Sample size determination in multi-class classification and prediction based on single-nucleotide polymorphisms
MetadataShow full item record
Single-nucleotide polymorphisms (SNPs), believed to determine human differences, are widely used to predict risk of diseases and class membership of subjects. In the literature, several supervised machine learning methods, such as, support vector machine, neural network and logistic regression, are available for classification. Typically, however, samples for training a machine are limited and/or the sampling cost is high. Thus, it is essential to determine the minimum sample size needed to construct a classifier based on SNP data. Such a classifier would facilitate correct classification while keeping the sample size to a minimum, thereby making the studies cost-effective.
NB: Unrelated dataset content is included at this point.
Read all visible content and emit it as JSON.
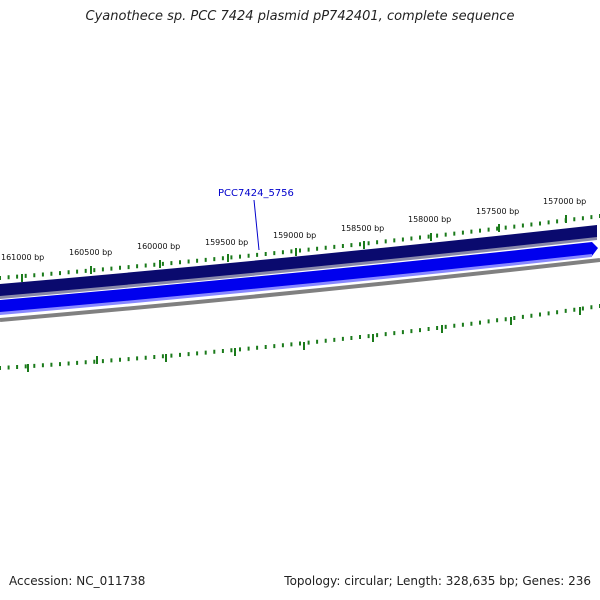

In this dissertation, for coded SNP data from two classes, an optimal classifier and an approximation to its probability of correct classification (PCC) are derived. A linear classifier is constructed and an approximation to its PCC is also derived. These approximations are validated through a variety of Monte Carlo simulations. A sample size determination algorithm based on the criterion which ensures that the difference between the two approximate PCCs is below a threshold, is given. For the HapMap data on Chinese and Japanese populations, a linear classifier is built using 51 independent SNPs, and the required total sample sizes are determined using our algorithm. For coded SNP data from D(>=2) classes, we derive an optimal Bayes classifier and a linear classifier, and obtain a normal approximation to the PCC for each classifier. These approximations are used to evaluate the associated Area Under the Receiver Operating Characteristic (ROC) Curve (AUCs) or Volume Under the ROC hyper-Surface (VUSs). We give an algorithm for sample size determination, which ensures that the difference between the two approximate AUCs (or VUSs) is below a pre-specified threshold. The performance of this algorithm is also illustrated via simulations. For the HapMap data with three and four populations, a linear classifier is built using 92 independent SNPs and the required total sample sizes are determined. We also illustrate the usefulness of our sample size determination algorithm in a prediction problem using a Heterogeneous Stock Mice data.